Meno del 60% degli obbligazionisti ha aderito all’offerta di scambio avanzata nelle settimane scorsa dalla compagnia petrolifera YPF su obbligazioni per 6,2 miliardi di dollari. I titoli portati in adesione valgono 2 miliardi e sono stati scambiati con tre nuove obbligazioni, garantite dalle riserve aziendali e dalla quota del 50% detenuta in YPF Luz:

  1. il bond senior secured 2026 da 775 milioni con cedola al 4% fino al 31 dicembre 2022 e al 9% successivamente. Ammortamento del capitale su base trimestrale a partire dal 2023;
  2. il bond senior secured 2029 da 748 milioni con cedola 2,5% fino al 31 dicembre 2022 e 9% successivamente.
    Ammortamento del capitale su base semestrale a partire dal 2026;
  3. il bond senior secured 2033 da 576 milioni con cedola 1,5% fino al 31 dicembre 2022 e 7% successivamente. Ammortamento del capitale su base annuale a partire dal 2029.
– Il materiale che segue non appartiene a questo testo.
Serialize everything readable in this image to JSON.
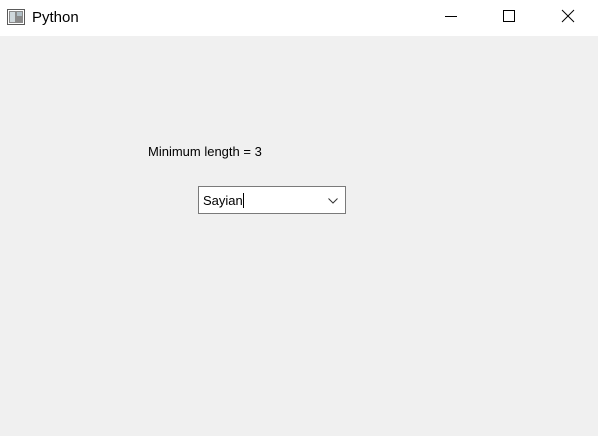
{
  "window": {
    "title": "Python",
    "app_icon": "python-tk-window-icon",
    "controls": {
      "minimize_icon": "minimize-icon",
      "maximize_icon": "maximize-icon",
      "close_icon": "close-icon"
    }
  },
  "main": {
    "label": "Minimum length = 3",
    "combobox": {
      "value": "Sayian",
      "dropdown_icon": "chevron-down-icon"
    }
  },
  "colors": {
    "titlebar_bg": "#ffffff",
    "window_bg": "#f0f0f0",
    "input_border": "#7a7a7a"
  }
}
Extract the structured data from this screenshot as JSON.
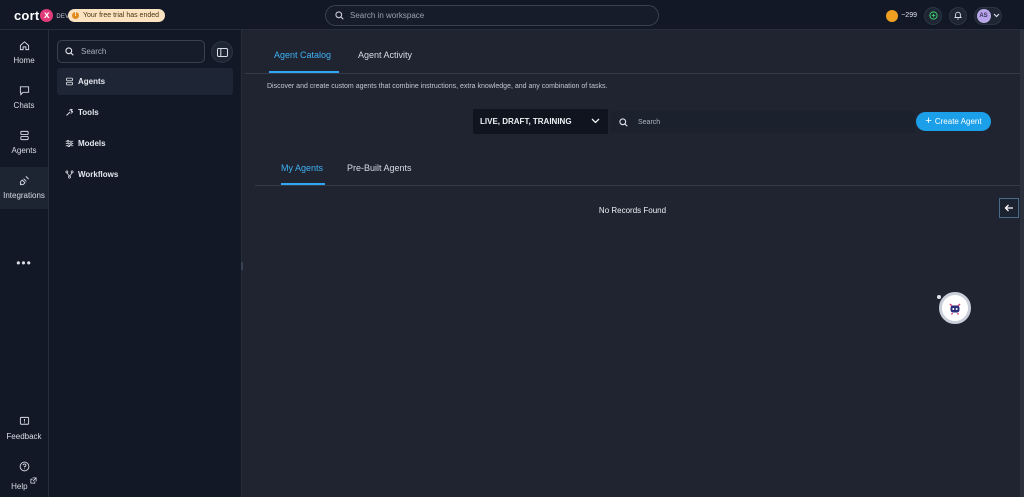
{
  "app": {
    "logo_text": "cort",
    "logo_mark": "x",
    "env_label": "DEV",
    "trial_notice": "Your free trial has ended"
  },
  "topbar": {
    "search_placeholder": "Search in workspace",
    "credits": "~299",
    "avatar_initials": "AS"
  },
  "rail": {
    "items": [
      {
        "label": "Home",
        "icon": "home-icon"
      },
      {
        "label": "Chats",
        "icon": "chat-icon"
      },
      {
        "label": "Agents",
        "icon": "agents-icon"
      },
      {
        "label": "Integrations",
        "icon": "plug-icon"
      }
    ],
    "more": "•••",
    "feedback": "Feedback",
    "help": "Help"
  },
  "subnav": {
    "search_placeholder": "Search",
    "items": [
      {
        "label": "Agents",
        "icon": "agents-icon",
        "active": true
      },
      {
        "label": "Tools",
        "icon": "wrench-icon",
        "active": false
      },
      {
        "label": "Models",
        "icon": "models-icon",
        "active": false
      },
      {
        "label": "Workflows",
        "icon": "workflow-icon",
        "active": false
      }
    ]
  },
  "main": {
    "tabs": [
      {
        "label": "Agent Catalog",
        "active": true
      },
      {
        "label": "Agent Activity",
        "active": false
      }
    ],
    "description": "Discover and create custom agents that combine instructions, extra knowledge, and any combination of tasks.",
    "status_filter": "LIVE, DRAFT, TRAINING",
    "search_placeholder": "Search",
    "create_button": "Create Agent",
    "subtabs": [
      {
        "label": "My Agents",
        "active": true
      },
      {
        "label": "Pre-Built Agents",
        "active": false
      }
    ],
    "empty_message": "No Records Found"
  },
  "colors": {
    "accent": "#1a9fe8",
    "tab_active": "#3fb1f5",
    "background": "#1f2430",
    "sidebar": "#121826",
    "trial_badge": "#fbe2c0"
  }
}
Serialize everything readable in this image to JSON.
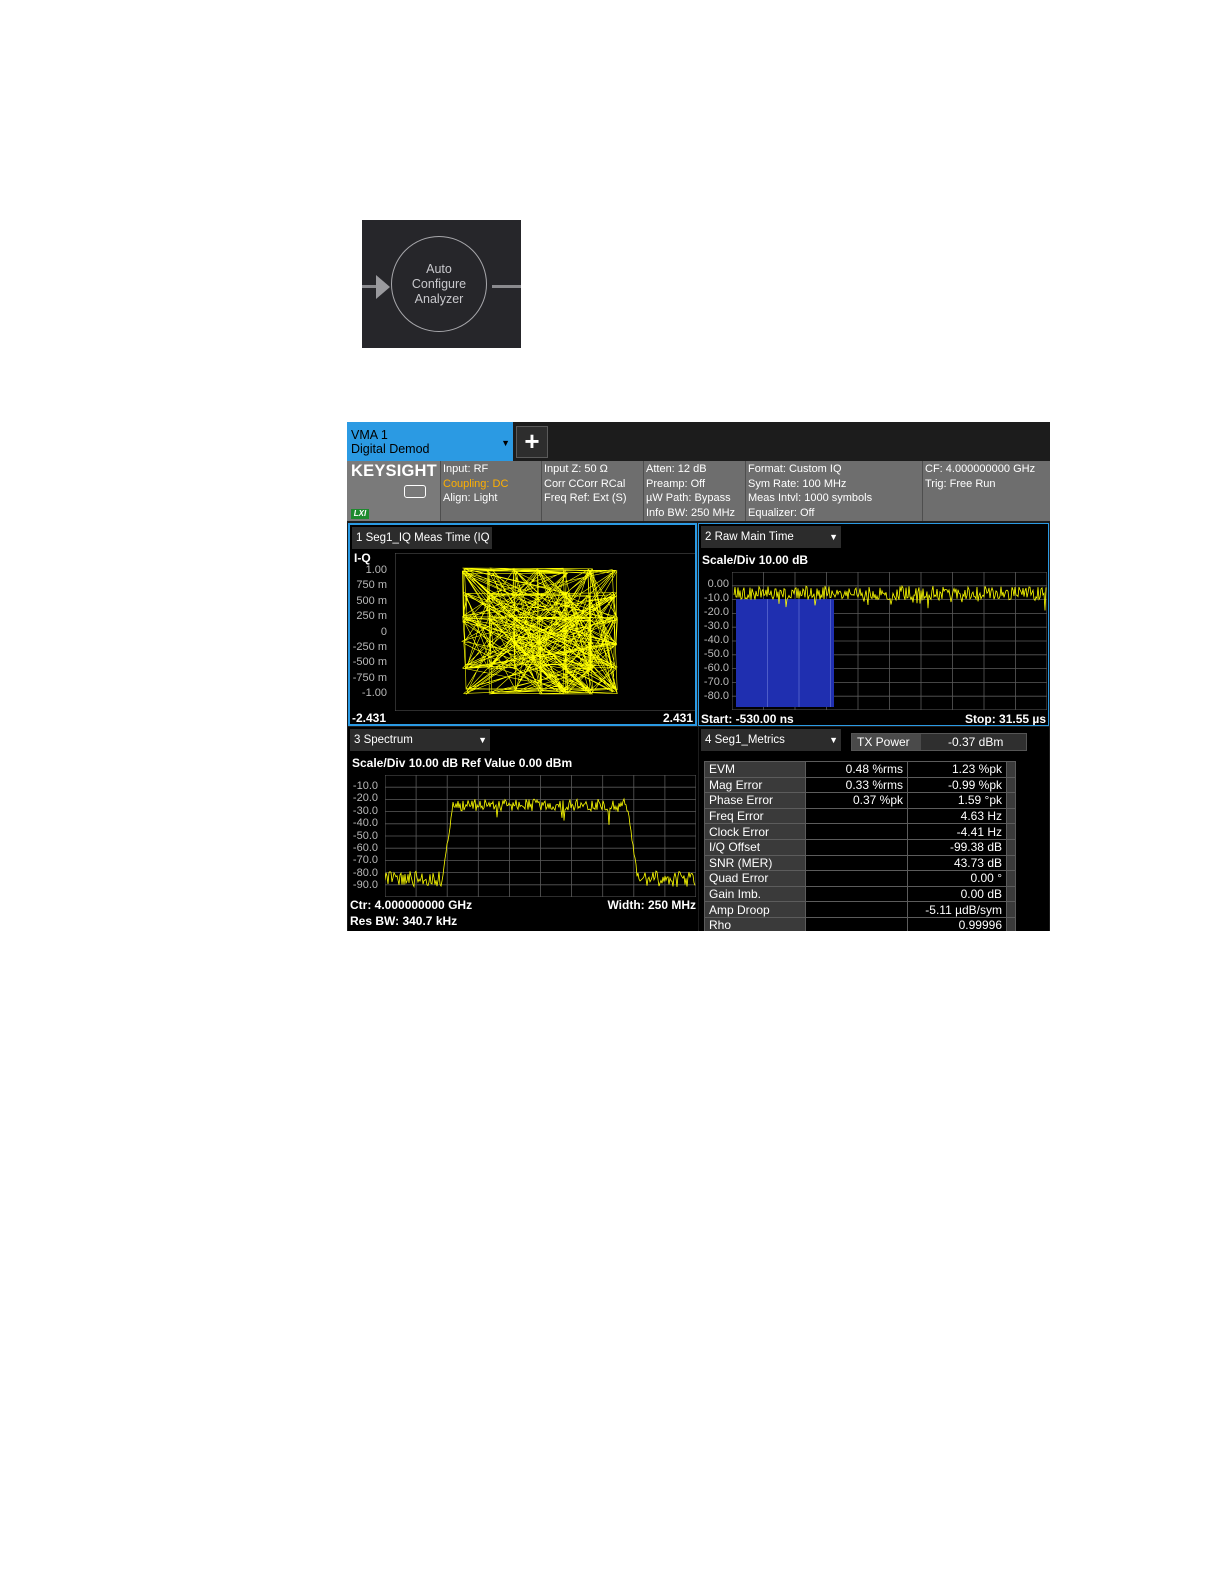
{
  "auto_configure": {
    "label_lines": [
      "Auto",
      "Configure",
      "Analyzer"
    ]
  },
  "tab": {
    "line1": "VMA 1",
    "line2": "Digital Demod",
    "add_label": "+"
  },
  "status": {
    "brand": "KEYSIGHT",
    "lxi": "LXI",
    "col1": [
      "Input: RF",
      "Coupling: DC",
      "Align: Light"
    ],
    "col2": [
      "Input Z: 50 Ω",
      "Corr CCorr RCal",
      "Freq Ref: Ext (S)"
    ],
    "col3": [
      "Atten: 12 dB",
      "Preamp: Off",
      "µW Path: Bypass",
      "Info BW: 250 MHz"
    ],
    "col4": [
      "Format: Custom IQ",
      "Sym Rate: 100 MHz",
      "Meas Intvl: 1000 symbols",
      "Equalizer: Off"
    ],
    "col5": [
      "CF: 4.000000000 GHz",
      "Trig: Free Run"
    ]
  },
  "pane1": {
    "title": "1 Seg1_IQ Meas Time (IQ",
    "trace_label": "I-Q",
    "y_ticks": [
      "1.00",
      "750 m",
      "500 m",
      "250 m",
      "0",
      "-250 m",
      "-500 m",
      "-750 m",
      "-1.00"
    ],
    "x_start": "-2.431",
    "x_stop": "2.431"
  },
  "pane2": {
    "title": "2 Raw Main Time",
    "scale": "Scale/Div 10.00 dB",
    "y_ticks": [
      "0.00",
      "-10.0",
      "-20.0",
      "-30.0",
      "-40.0",
      "-50.0",
      "-60.0",
      "-70.0",
      "-80.0"
    ],
    "start": "Start: -530.00 ns",
    "stop": "Stop: 31.55 µs"
  },
  "pane3": {
    "title": "3 Spectrum",
    "scale": "Scale/Div 10.00 dB Ref Value 0.00 dBm",
    "y_ticks": [
      "-10.0",
      "-20.0",
      "-30.0",
      "-40.0",
      "-50.0",
      "-60.0",
      "-70.0",
      "-80.0",
      "-90.0"
    ],
    "center": "Ctr: 4.000000000 GHz",
    "width": "Width: 250 MHz",
    "rbw": "Res BW: 340.7 kHz"
  },
  "pane4": {
    "title": "4 Seg1_Metrics",
    "tx_power_label": "TX Power",
    "tx_power_value": "-0.37 dBm",
    "rows": [
      {
        "label": "EVM",
        "v1": "0.48 %rms",
        "v2": "1.23 %pk"
      },
      {
        "label": "Mag Error",
        "v1": "0.33 %rms",
        "v2": "-0.99 %pk"
      },
      {
        "label": "Phase Error",
        "v1": "0.37 %pk",
        "v2": "1.59 °pk"
      },
      {
        "label": "Freq Error",
        "v1": "",
        "v2": "4.63 Hz"
      },
      {
        "label": "Clock Error",
        "v1": "",
        "v2": "-4.41 Hz"
      },
      {
        "label": "I/Q Offset",
        "v1": "",
        "v2": "-99.38 dB"
      },
      {
        "label": "SNR (MER)",
        "v1": "",
        "v2": "43.73 dB"
      },
      {
        "label": "Quad Error",
        "v1": "",
        "v2": "0.00 °"
      },
      {
        "label": "Gain Imb.",
        "v1": "",
        "v2": "0.00 dB"
      },
      {
        "label": "Amp Droop",
        "v1": "",
        "v2": "-5.11 µdB/sym"
      },
      {
        "label": "Rho",
        "v1": "",
        "v2": "0.99996"
      }
    ]
  },
  "colors": {
    "trace": "#ffff00",
    "highlight": "#2b9ae3",
    "capture_fill": "#1f2fb0",
    "grid": "#5a5a5a"
  }
}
L’agenzia di rating Fitch stima in 105 milioni all’anno i risparmi per YPF sul fronte della spesa per interessi per i primi due anni. Dal 2023, tuttavia, la spesa per interessi a carico della società argentina aumenterà di 50 milioni rispetto allo scenario precedente alla ristrutturazione. Inoltre, da qui al 2023 la spesa per interessi ammonterà a 700 milioni di dollari l’anno in media.

Nuova offerta della compagnia argentina YPF per la ristrutturazione dei suoi bond in dollari

Le condizioni finanziarie di YPF restano critiche

Tenuto conto anche del minore capitale da rimborsare, nel biennio 2021-2022 YPF affronterà scadenze per 630 milioni in meno, non un vero e proprio sollievo sul piano finanziario. La compagnia dovrà, infatti, spendere quest’anno 2,7 miliardi per solo mantenere inalterata la produzione di greggio, in calo nei precedenti quattro anni. Per potersi permettere tali investimenti, necessiterà con ogni probabilità di tagliare ulteriormente i costi aziendali, di emettere un nuovo bond da 400 milioni di dollari e di alzare del 5% i prezzi sui clienti domestici.
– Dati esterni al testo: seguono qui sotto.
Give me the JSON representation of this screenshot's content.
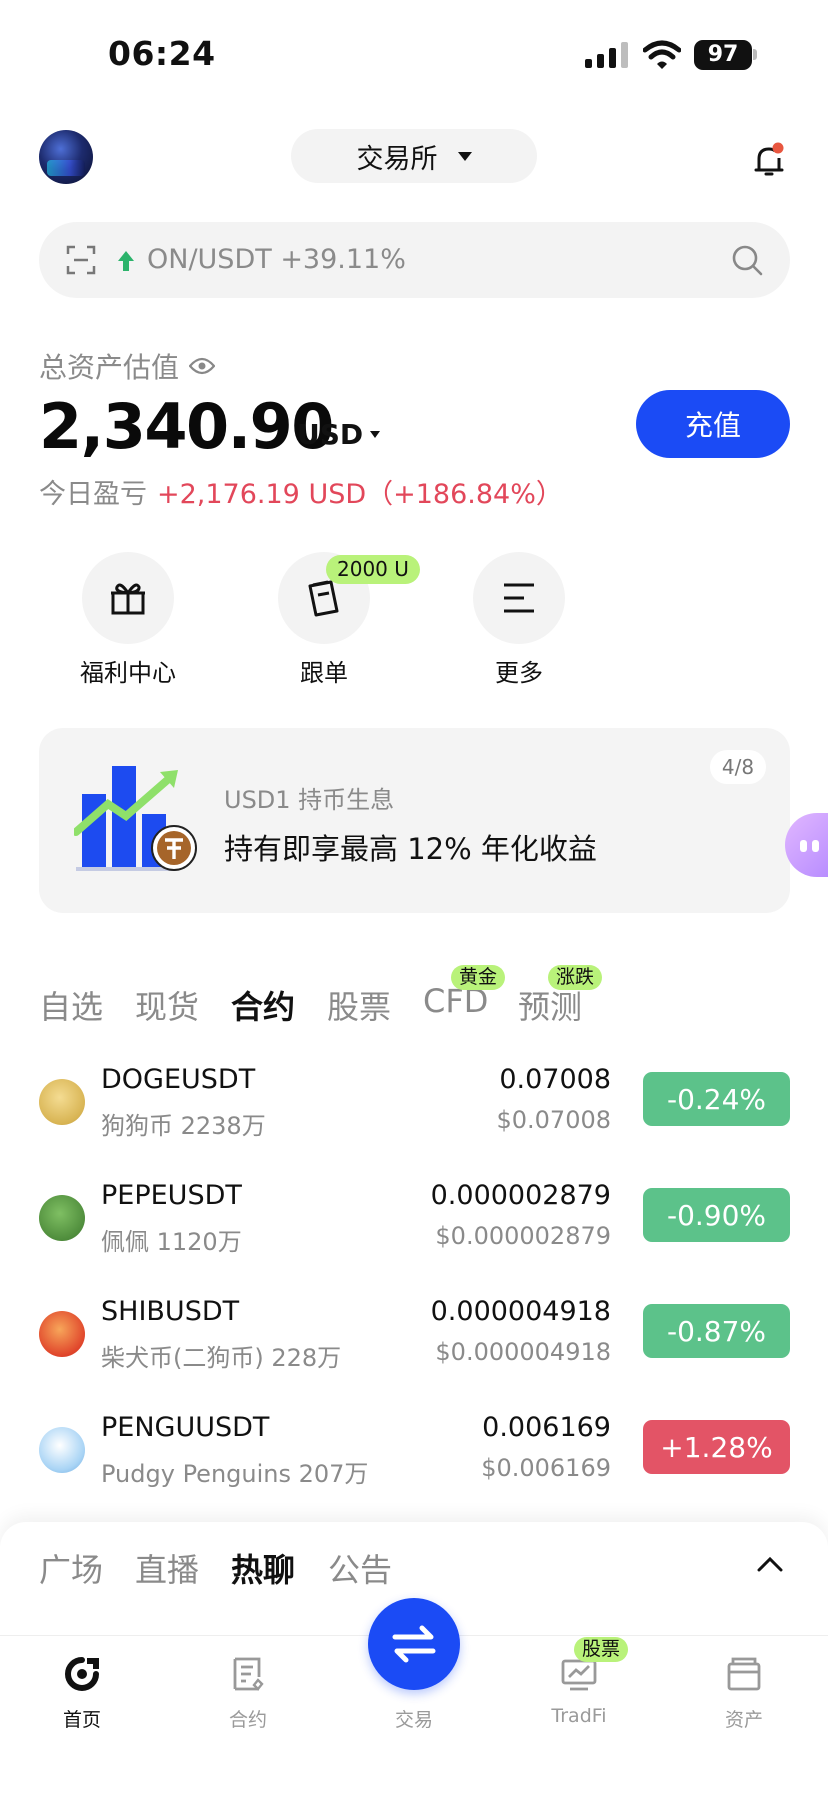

Il problema circa l’ultimo punto riguarda l’imposizione di prezzi calmierati da parte dello stato, che nei fatti sussidia le famiglie sui prodotti energetici.

Dunque, YPF non riuscirà ad approfittare del rally petrolifero, avendo le mani legate sulla fissazione delle tariffe praticate. Ma senza tali aumenti, viene meno la possibilità di investire i suddetti 2,7 miliardi, senza i quali la produzione rischia di continuare a contrarsi. E ciò avrebbe un impatto negativo sui ricavi, rendendo ancora più rischioso il debito a medio-lungo termine della società.

I mali storici dell’Argentina non sono stati affatto affrontati con le ristrutturazioni degli ultimi mesi di stato e compagnia petrolifera. La scarsa libertà di mercato continua a pesare sulla performance del sistema-Paese. Secondo l’Indice di Libertà Economica di Heritage, nel 2020 Buenos Aires figurava in posizione 149, praticamente in fondo alla classifica mondiale. A gravare su YPF vi è stata la bassa adesione degli obbligazionisti, che era auspicata su percentuali ben maggiori. Di fatto, meno di un terzo del capitale è stato soggetto a ristrutturazione, sgravando di poco i pagamenti nel medio-breve termine. Difficile, poi, che con un’inflazione che viaggia verso il 40% il governo di Alberto Fernandez consenta alla sua controllata di alzare i prezzi, specie in una congiuntura già di per sé difficile per l’economia mondiale e per quella argentina, in particolare.